The analysis of the local contribution to beta diversity (LCBD—sensu Legendre and De Cáceres 2013) enabled us to quantify the ecological uniqueness of sites. Each HER included sites with high and low LCDB values, but results of the variance partitioning showed the differential effects of environmental and spatial constraints on LCBD according to HER, showing that the mechanisms that promote β diversity probably differed among hydro-ecoregions. The percentage of natural areas and stream Strahler order played a significant role for HER1 sites, followed by spatial variables. These findings suggest that, in this hydro-ecoregion, benthic invertebrate communities are primary shaped by the local habitat conditions, especially the land use and stream size, while spatial processes have a minor role (i.e. species sorting scenario—Leibold et al. 2004; Brown et al. 2011; Heino et al. 2015). On the contrary, a greater proportion of unexplained variance in the LCBD was observed within HER4 and HER6 sites, with minor and not significant contributions of the spatial variables and percentage of agricultural areas, respectively.

Our findings corroborate previous works focused on macroinvertebrate metacommunities and alpine streams (Kitto et al. 2015; Scotti et al. 2020). For instance, in a large-scale study encompassing 50 Scandinavian streams, Tolonen et al. (2018) partitioned the environmental and spatial controls on the LCBD; with the original hypothesis that a greater proportion of explained variance due to local factors should indicate the effect of environmental filters (i.e. species sorting), while whether LCBD is mainly accounted for by spatial variables then stochastic or dispersal-related processes (e.g. mass effect) are the main drivers of the metacommunity dynamics. They found weak correlations between LCBD and spatial descriptors, while environmental variables at site scale explained generally a greater proportion of the total variance in LCBD (Tolonen et al. 2018). Tonkin et al. (2016) used the catchment area, elevation and land use as proxy variables of the river network position and tested their relationships with LCBD in 124 streams belonging to five hydro-ecoregions. The authors found highly context-dependent results, with correlations varying according to the hydro-ecoregion (Tonkin et al. 2016).
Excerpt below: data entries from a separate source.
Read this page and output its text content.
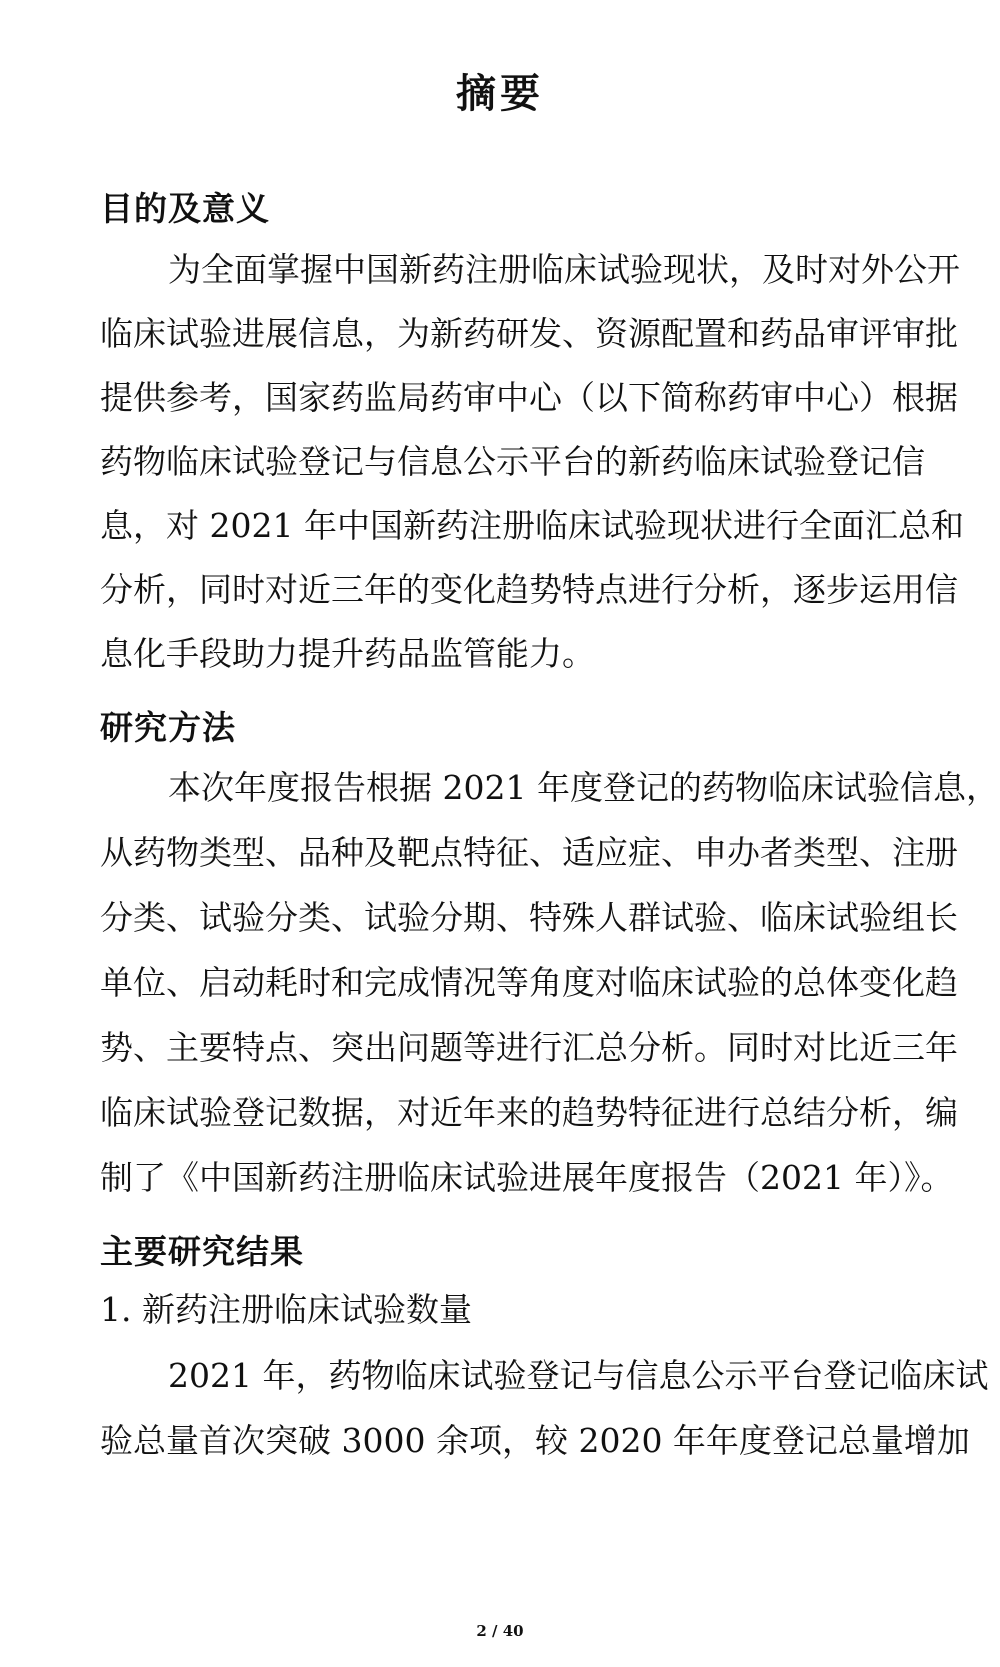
摘要
目的及意义
为全面掌握中国新药注册临床试验现状，及时对外公开
临床试验进展信息，为新药研发、资源配置和药品审评审批
提供参考，国家药监局药审中心（以下简称药审中心）根据
药物临床试验登记与信息公示平台的新药临床试验登记信
息，对 2021 年中国新药注册临床试验现状进行全面汇总和
分析，同时对近三年的变化趋势特点进行分析，逐步运用信
息化手段助力提升药品监管能力。
研究方法
本次年度报告根据 2021 年度登记的药物临床试验信息，
从药物类型、品种及靶点特征、适应症、申办者类型、注册
分类、试验分类、试验分期、特殊人群试验、临床试验组长
单位、启动耗时和完成情况等角度对临床试验的总体变化趋
势、主要特点、突出问题等进行汇总分析。同时对比近三年
临床试验登记数据，对近年来的趋势特征进行总结分析，编
制了《中国新药注册临床试验进展年度报告（2021 年）》。
主要研究结果
1. 新药注册临床试验数量
2021 年，药物临床试验登记与信息公示平台登记临床试
验总量首次突破 3000 余项，较 2020 年年度登记总量增加
2 / 40
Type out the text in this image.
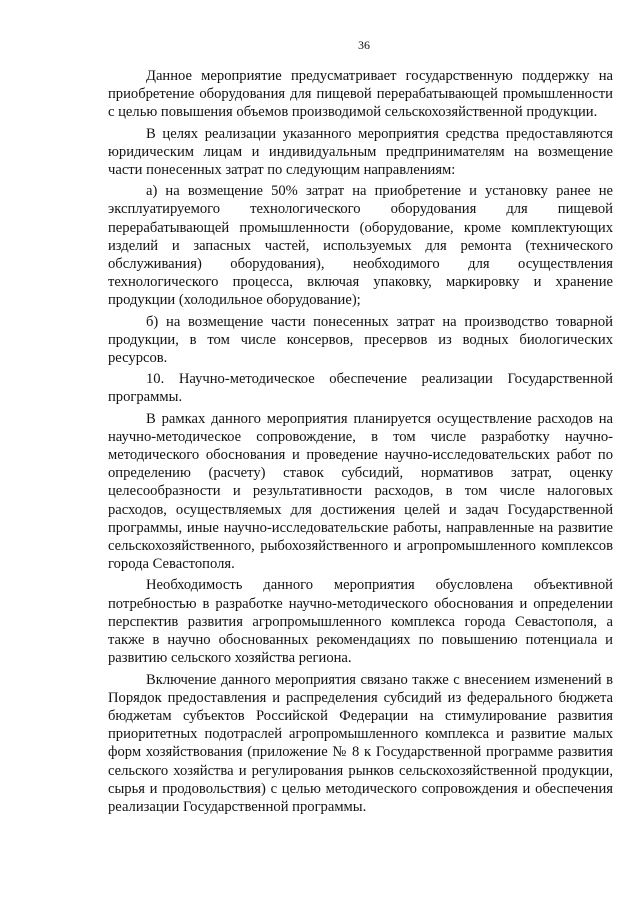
36

Данное мероприятие предусматривает государственную поддержку на приобретение оборудования для пищевой перерабатывающей промышленности с целью повышения объемов производимой сельскохозяйственной продукции.

В целях реализации указанного мероприятия средства предоставляются юридическим лицам и индивидуальным предпринимателям на возмещение части понесенных затрат по следующим направлениям:

а) на возмещение 50% затрат на приобретение и установку ранее не эксплуатируемого технологического оборудования для пищевой перерабатывающей промышленности (оборудование, кроме комплектующих изделий и запасных частей, используемых для ремонта (технического обслуживания) оборудования), необходимого для осуществления технологического процесса, включая упаковку, маркировку и хранение продукции (холодильное оборудование);

б) на возмещение части понесенных затрат на производство товарной продукции, в том числе консервов, пресервов из водных биологических ресурсов.

10. Научно-методическое обеспечение реализации Государственной программы.

В рамках данного мероприятия планируется осуществление расходов на научно-методическое сопровождение, в том числе разработку научно-методического обоснования и проведение научно-исследовательских работ по определению (расчету) ставок субсидий, нормативов затрат, оценку целесообразности и результативности расходов, в том числе налоговых расходов, осуществляемых для достижения целей и задач Государственной программы, иные научно-исследовательские работы, направленные на развитие сельскохозяйственного, рыбохозяйственного и агропромышленного комплексов города Севастополя.

Необходимость данного мероприятия обусловлена объективной потребностью в разработке научно-методического обоснования и определении перспектив развития агропромышленного комплекса города Севастополя, а также в научно обоснованных рекомендациях по повышению потенциала и развитию сельского хозяйства региона.

Включение данного мероприятия связано также с внесением изменений в Порядок предоставления и распределения субсидий из федерального бюджета бюджетам субъектов Российской Федерации на стимулирование развития приоритетных подотраслей агропромышленного комплекса и развитие малых форм хозяйствования (приложение № 8 к Государственной программе развития сельского хозяйства и регулирования рынков сельскохозяйственной продукции, сырья и продовольствия) с целью методического сопровождения и обеспечения реализации Государственной программы.
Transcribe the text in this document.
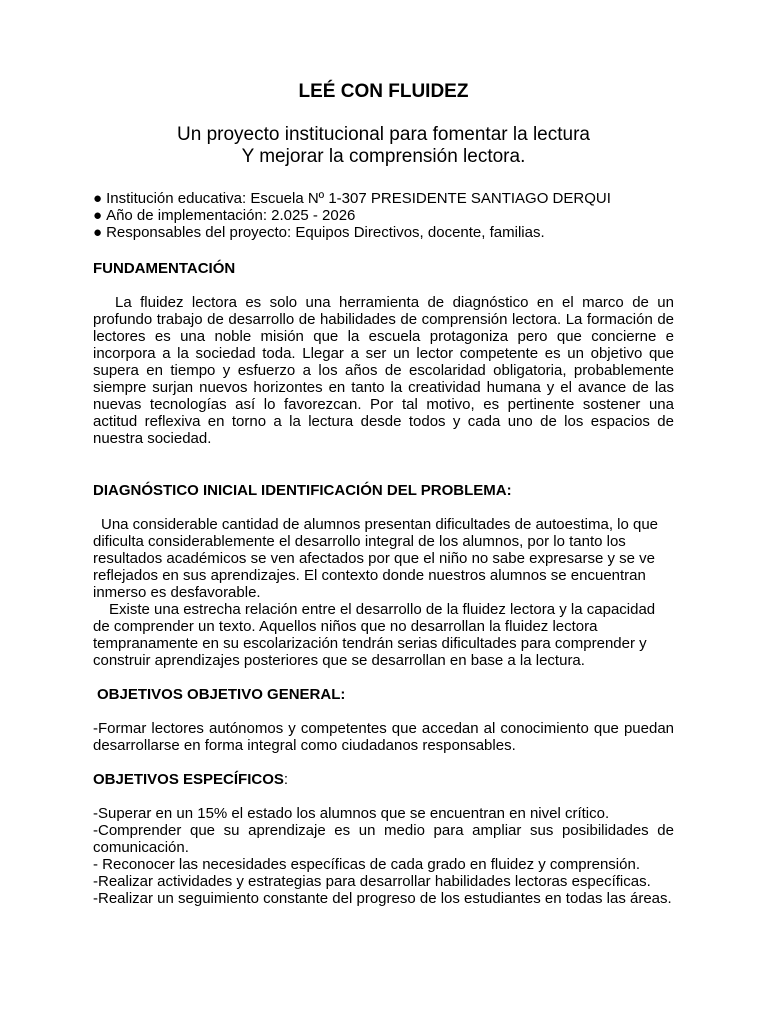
LEÉ CON FLUIDEZ
Un proyecto institucional para fomentar la lectura
Y mejorar la comprensión lectora.
● Institución educativa: Escuela Nº 1-307 PRESIDENTE SANTIAGO DERQUI
● Año de implementación: 2.025 - 2026
● Responsables del proyecto: Equipos Directivos, docente, familias.
FUNDAMENTACIÓN

La fluidez lectora es solo una herramienta de diagnóstico en el marco de un profundo trabajo de desarrollo de habilidades de comprensión lectora. La formación de lectores es una noble misión que la escuela protagoniza pero que concierne e incorpora a la sociedad toda. Llegar a ser un lector competente es un objetivo que supera en tiempo y esfuerzo a los años de escolaridad obligatoria, probablemente siempre surjan nuevos horizontes en tanto la creatividad humana y el avance de las nuevas tecnologías así lo favorezcan. Por tal motivo, es pertinente sostener una actitud reflexiva en torno a la lectura desde todos y cada uno de los espacios de nuestra sociedad.

DIAGNÓSTICO INICIAL IDENTIFICACIÓN DEL PROBLEMA:

Una considerable cantidad de alumnos presentan dificultades de autoestima, lo que dificulta considerablemente el desarrollo integral de los alumnos, por lo tanto los resultados académicos se ven afectados por que el niño no sabe expresarse y se ve reflejados en sus aprendizajes. El contexto donde nuestros alumnos se encuentran inmerso es desfavorable.

Existe una estrecha relación entre el desarrollo de la fluidez lectora y la capacidad de comprender un texto. Aquellos niños que no desarrollan la fluidez lectora tempranamente en su escolarización tendrán serias dificultades para comprender y construir aprendizajes posteriores que se desarrollan en base a la lectura.

OBJETIVOS OBJETIVO GENERAL:

-Formar lectores autónomos y competentes que accedan al conocimiento que puedan desarrollarse en forma integral como ciudadanos responsables.

OBJETIVOS ESPECÍFICOS:
-Superar en un 15% el estado los alumnos que se encuentran en nivel crítico.
-Comprender que su aprendizaje es un medio para ampliar sus posibilidades de comunicación.
- Reconocer las necesidades específicas de cada grado en fluidez y comprensión.
-Realizar actividades y estrategias para desarrollar habilidades lectoras específicas.
-Realizar un seguimiento constante del progreso de los estudiantes en todas las áreas.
To conclude, this work sheds light on the patterns and mechanisms underlying the variation in diversity and community composition of macroinvertebrates among the three most-represented hydro-ecoregions in north-western Italy. Although further investigations are necessary to implement the results here obtained, this study enhances our basic knowledge on what factors shape benthic communities and also provides useful information of practical interest. First, our results show that a multi-scale approach is a good choice for investigating biodiversity of benthic invertebrate assemblages. Site is a key spatial scale, but also lower or higher hierarchical levels (i.e. micro-habitat or hydro-ecoregions) could have a relevant role depending on the type of diversity metric. Moreover, these findings stress the importance of using multi-habitat sampling protocols to make data collection as much representative as possible (Böhmer et al. 2004; Barbour et al. 2006; Mondy et al. 2012). Second, environmental and spatial controls on macroinvertebrate communities are context dependent and vary from one hydro-ecoregion to another one. Under a reference-based river biomonitoring context, this finding may help in defining the best strategies for the conservation and management of lotic ecosystems and their biota, preserving either the habitat conditions or the connectivity and species dispersal pathways, depending on the relative role of environmental or spatial controls on the benthic communities.